The latest in funds and investments news from across Europe and the UK.
Schroders, the
UK-listed investment and wealth management firm, has launched new
funds on its alternative UCITS platform, giving investors access
to a US equity long-short fund and a US equity market neutral
fund.
Schroder GAIA Nuveen US Equity Market Neutral and Schroder GAIA
Nuveen US Equity Market Neutral are focused primarily on
large-cap US equities, offering daily liquidity without a
performance fee, the firm said in a statement
yesterday.
The launches give investors outside of the US access to Nuveen’s
US equity long-short strategies for the first time. The existing
strategies have a combined $1.2 billion in assets under
management.
The funds are available on Schroders’ GAIA platform, which has 11
strategies and $6.2 billion AuM in total. In December 2018,
Schroders launched its GAIA Helix fund, a single access point for
investors wanting to harness an optimal blend of Schroders’

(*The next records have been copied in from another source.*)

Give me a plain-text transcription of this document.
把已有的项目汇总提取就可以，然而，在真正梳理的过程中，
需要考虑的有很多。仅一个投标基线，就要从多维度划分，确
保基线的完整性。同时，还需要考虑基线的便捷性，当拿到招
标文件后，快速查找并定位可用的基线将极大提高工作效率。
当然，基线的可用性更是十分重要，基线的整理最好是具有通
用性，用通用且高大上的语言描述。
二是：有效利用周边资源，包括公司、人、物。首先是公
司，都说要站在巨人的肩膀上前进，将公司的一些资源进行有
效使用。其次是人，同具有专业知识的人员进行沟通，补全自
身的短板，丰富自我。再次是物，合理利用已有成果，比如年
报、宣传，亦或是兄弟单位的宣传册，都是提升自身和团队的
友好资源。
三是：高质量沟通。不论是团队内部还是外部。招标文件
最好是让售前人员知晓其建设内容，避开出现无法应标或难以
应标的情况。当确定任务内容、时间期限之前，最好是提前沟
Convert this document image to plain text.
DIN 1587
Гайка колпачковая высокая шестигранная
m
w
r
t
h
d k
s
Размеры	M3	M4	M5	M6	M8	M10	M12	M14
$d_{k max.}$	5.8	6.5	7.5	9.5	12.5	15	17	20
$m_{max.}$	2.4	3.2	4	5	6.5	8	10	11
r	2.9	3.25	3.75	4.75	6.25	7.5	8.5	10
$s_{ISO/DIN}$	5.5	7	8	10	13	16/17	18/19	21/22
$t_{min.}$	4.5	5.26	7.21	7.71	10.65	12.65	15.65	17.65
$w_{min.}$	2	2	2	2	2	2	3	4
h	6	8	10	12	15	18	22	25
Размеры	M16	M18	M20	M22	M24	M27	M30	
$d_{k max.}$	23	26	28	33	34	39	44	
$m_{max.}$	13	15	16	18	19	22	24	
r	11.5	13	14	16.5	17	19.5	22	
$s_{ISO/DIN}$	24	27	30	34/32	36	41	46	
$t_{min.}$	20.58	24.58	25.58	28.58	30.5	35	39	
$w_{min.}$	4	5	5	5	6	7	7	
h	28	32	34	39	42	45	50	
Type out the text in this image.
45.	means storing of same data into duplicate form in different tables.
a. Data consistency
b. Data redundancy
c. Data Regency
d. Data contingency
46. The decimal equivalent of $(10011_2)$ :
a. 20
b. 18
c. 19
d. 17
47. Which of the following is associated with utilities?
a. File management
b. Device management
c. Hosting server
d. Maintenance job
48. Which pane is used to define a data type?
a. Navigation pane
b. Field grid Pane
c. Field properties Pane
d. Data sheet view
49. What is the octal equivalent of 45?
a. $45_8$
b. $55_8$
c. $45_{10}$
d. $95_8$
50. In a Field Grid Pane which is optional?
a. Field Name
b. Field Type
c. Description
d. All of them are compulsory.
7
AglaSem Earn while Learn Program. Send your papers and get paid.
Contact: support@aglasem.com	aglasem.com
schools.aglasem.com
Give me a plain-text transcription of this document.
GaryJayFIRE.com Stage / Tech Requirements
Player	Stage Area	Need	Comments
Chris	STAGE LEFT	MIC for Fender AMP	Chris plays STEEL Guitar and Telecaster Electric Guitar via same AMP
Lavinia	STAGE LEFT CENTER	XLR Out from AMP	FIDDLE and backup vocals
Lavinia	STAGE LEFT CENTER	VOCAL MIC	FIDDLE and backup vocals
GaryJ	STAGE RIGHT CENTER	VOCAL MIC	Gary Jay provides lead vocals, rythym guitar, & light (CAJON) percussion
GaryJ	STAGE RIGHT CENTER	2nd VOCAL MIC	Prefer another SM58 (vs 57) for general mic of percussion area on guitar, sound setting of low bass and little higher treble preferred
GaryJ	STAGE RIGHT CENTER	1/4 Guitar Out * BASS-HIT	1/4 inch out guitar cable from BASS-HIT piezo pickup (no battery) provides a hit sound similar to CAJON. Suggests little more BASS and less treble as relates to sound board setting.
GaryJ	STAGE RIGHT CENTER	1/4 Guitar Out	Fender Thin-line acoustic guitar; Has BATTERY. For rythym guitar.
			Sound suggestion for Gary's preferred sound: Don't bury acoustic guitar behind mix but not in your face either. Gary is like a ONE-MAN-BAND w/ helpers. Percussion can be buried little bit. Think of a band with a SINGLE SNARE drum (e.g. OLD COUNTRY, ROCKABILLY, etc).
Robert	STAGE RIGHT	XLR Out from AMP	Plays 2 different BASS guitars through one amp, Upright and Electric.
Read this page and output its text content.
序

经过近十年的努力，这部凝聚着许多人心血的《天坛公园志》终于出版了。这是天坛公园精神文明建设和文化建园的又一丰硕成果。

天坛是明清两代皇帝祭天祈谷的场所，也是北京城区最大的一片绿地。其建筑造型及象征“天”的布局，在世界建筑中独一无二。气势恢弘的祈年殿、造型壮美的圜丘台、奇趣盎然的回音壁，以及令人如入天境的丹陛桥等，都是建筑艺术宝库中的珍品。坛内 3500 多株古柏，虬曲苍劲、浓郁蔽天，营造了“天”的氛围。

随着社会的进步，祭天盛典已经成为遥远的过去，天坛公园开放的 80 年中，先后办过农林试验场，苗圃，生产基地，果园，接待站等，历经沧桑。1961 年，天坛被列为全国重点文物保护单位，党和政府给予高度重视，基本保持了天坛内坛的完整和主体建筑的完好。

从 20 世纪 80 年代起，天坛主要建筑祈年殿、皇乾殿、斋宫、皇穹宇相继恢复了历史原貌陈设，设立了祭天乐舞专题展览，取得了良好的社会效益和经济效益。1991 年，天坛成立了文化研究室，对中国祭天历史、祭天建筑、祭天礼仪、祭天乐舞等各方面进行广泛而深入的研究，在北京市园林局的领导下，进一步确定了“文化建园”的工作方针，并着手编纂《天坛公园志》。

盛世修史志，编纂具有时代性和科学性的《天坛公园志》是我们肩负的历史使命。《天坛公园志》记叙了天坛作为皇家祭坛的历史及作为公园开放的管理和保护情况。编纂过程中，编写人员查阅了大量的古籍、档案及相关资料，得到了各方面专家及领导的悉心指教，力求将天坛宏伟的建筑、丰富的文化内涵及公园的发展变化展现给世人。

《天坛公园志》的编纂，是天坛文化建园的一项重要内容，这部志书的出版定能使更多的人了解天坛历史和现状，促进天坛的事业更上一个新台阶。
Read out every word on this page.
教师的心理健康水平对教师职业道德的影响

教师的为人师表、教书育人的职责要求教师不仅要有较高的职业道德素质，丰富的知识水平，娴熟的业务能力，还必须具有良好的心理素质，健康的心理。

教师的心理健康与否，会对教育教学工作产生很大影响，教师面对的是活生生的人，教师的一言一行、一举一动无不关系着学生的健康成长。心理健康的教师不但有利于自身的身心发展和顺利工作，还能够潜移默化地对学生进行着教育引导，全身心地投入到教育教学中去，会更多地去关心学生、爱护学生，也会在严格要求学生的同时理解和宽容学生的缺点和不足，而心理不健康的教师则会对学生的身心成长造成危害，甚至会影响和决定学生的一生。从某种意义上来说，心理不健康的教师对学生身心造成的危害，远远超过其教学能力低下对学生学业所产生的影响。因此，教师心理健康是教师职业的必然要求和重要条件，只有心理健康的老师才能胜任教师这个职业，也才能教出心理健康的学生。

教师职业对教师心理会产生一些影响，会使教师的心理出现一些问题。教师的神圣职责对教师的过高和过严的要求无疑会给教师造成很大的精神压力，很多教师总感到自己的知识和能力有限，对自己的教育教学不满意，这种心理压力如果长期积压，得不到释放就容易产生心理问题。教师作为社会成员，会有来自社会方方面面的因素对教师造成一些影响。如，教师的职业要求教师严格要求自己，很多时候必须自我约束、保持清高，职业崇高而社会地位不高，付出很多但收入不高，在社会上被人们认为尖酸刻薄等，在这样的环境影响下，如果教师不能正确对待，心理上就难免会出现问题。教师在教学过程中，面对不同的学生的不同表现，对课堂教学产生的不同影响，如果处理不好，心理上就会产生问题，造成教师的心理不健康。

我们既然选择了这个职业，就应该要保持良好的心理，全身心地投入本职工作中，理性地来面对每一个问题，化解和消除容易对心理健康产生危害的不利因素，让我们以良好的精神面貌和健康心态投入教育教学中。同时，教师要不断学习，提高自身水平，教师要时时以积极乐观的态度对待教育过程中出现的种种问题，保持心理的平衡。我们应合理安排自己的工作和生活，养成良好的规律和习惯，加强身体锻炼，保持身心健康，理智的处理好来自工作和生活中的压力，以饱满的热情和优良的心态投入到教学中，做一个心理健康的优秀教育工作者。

alpha-generating strategies.
Founded in 1898, US manager Nuveen has $989 billion in AuM. It
was acquired in 2014 by Teachers Insurance and Annuity
Association, one of the world’s largest pension providers. It is
the largest farmland manager in the world.
Vontobel
Vontobel, the Swiss
firm, says that it is the first issuer worldwide to offer a
“classic structured product” for trading and custody using
blockchain technology.
The product works by using a “smart contract” that maps the
traditional financial product to the blockchain. The firm is
partnering with Lienhardt & Partner Privatbank Zürich AG.
A smart contract, according to one online definition, is “a
self-enforcing piece of software that is managed by a
peer-to-peer network of computers”.
Vontobel said its structured product is a tracker certificate
based on the Vontobel Swiss Research Basket.
The firm entered the blockchain market in 2016 by launching its
first tracker certificate on Bitcoin. This was followed by the
option of storing digital assets in the business’s “Digital Asset
Vault”. In the case of this facility, customers no longer need to
buy and store their cryptocurrencies on individual
crypto-platforms, which can crash during volatile trading, or use
a private security key to access currency, which if lost or
stolen leaves users unable to retrieve the assets they have
stored.
Among other Swiss firms in this space, Falcon Private Bank
recently said that it accepts direct transfers of selected
cryptocurrencies. Julius Baer, Switzerland’s second-largest bank,
is collaborating with SEBA Crypto, a Swiss firm that straddles
traditional financial services and the expanding cryptocurrency
space, which continues to generate interest in spite of high
volatility in such digital markets. The Zurich-listed private
bank already embarked on an early-stage minority equity
investment in the Zug-based firm last year.